Behind The Scenes: My Silent Wake - Lavender Garden (Official Video)
Mark Broomhead (Creator of the video): I was very honored when I was asked to do a Video for My Silent Wake. I have been playing
about with visuals and music for a while, mostly doing videos for my own band out of necessity,
due to budget restrictions and recording and releasing an album during lockdown.
I am currently studying an MS in creative technologies focussing on the potential application of
software used for video games for creating visual experiences for music, so I initially set out to do
something using Metahumans in a 3D environment. Ian contacted me while I was working on it
and asked if he could send me some photos of his parents to include in the video, when he did
and I saw them I knew this approach wasn’t right for this song, maybe another, we’ll see.
I first met Ian and Simon at a festival sometime around 1990 I think, we were signed to the same
label and became instant friends. They invited me to come and hang out in Halesowen and Ian's
parents invited me into their home no questions asked. Such beautiful, gentle people, with the
patience of saints, they didn’t even ask when I was going to leave. It was the first of many visits
and the reason why seeing the photos had such an impact and changed the approach I took.
We were working to a very tight deadline and Ian was unable to come up so he sent me some
footage at my request, which (sorry Ian) was a little bit ropey quality-wise, portrait and greyscale.
The technical limitations of the footage actually helped me come up with the idea for the video,
from something that would have been very clean and precise to something much more imperfect
and I guess “human” which I hope is a better representation of the narrative of the song.
I wanted to make something that would reflect the era of Ian's childhood to evoke a feeling of
nostalgia and memories, something that would acknowledge the reality of the pain and loss whilst
also exploring the tenderness of a loving relationship. There is a lot in the lyrics to explore, the
fantasy of the girl in the lavender garden, the reality of the girl in the lavender garden, the despair, and the hope.

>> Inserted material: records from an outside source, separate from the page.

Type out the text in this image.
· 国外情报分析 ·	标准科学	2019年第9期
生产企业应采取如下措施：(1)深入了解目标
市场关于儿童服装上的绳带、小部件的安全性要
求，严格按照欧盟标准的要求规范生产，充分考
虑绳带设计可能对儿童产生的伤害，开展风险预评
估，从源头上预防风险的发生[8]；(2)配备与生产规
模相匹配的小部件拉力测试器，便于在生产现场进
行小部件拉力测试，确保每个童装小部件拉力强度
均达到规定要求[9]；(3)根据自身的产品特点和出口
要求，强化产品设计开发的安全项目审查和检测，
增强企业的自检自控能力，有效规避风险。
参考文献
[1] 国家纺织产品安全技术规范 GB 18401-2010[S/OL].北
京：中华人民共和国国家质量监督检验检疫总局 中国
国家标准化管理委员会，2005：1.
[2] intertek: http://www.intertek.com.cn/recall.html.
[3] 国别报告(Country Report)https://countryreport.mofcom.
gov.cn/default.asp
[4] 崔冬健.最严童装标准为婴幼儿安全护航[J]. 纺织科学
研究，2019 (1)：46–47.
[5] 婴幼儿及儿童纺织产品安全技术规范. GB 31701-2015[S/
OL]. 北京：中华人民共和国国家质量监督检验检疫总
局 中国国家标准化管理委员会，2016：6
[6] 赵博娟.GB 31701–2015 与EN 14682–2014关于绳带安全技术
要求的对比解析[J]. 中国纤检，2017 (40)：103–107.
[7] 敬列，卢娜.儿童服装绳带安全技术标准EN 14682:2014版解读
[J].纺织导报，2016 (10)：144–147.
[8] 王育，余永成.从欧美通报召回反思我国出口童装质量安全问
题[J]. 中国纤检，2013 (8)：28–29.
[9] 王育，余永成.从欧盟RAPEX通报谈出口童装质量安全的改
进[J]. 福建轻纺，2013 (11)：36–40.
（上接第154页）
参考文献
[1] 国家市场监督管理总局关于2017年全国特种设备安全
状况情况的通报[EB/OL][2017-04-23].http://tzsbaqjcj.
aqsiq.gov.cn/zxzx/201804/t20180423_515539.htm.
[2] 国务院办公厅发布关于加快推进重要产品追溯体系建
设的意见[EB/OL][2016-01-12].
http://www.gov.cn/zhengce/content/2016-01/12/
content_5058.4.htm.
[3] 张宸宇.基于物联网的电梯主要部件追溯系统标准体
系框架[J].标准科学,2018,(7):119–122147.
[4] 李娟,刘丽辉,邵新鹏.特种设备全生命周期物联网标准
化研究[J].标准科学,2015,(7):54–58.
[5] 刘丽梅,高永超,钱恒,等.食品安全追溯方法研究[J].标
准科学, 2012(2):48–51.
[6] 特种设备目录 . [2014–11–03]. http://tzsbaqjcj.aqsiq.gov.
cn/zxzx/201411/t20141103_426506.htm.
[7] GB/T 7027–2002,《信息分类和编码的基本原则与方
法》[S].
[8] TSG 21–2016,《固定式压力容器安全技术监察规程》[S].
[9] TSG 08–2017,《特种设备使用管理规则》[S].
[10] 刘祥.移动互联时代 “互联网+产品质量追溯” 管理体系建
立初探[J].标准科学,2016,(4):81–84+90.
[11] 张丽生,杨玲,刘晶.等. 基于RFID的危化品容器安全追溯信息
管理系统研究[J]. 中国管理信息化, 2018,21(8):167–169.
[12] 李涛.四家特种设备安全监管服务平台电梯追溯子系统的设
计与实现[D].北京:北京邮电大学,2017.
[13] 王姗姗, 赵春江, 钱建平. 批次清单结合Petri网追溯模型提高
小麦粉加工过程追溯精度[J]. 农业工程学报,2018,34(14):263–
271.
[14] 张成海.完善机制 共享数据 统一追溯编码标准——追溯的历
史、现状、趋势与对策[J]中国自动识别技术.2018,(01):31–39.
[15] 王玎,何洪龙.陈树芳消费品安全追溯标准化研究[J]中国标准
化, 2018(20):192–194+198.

Out of necessity and design the video is not color graded to match, there is grayscale, super-real
color, distortion, crisp focus, and blur, faded and hard light all to try and capture the huge range
of emotions that this song contains.
The use of train tracks throughout the video serves two purposes, firstly a passion for trains was
something shared by Ian's family, but also the movement visually coveys a journey and the
passage of time.
Simon lives in the same village as me so we did our best to rig a green screen setup in my lounge
using what we could find around the house for some of the lighting. We did around six full takes I
think, filmed from two angles, each take lighted differently to be able to reflect as best we could
the different settings I would put him in.
The resulting video is imperfect and chaotic, and breaks most of the rules of professional video
production, but I hope it reflects just a little of the intimate story that Ian is sharing with us, and I
hope Marge and John would have approved.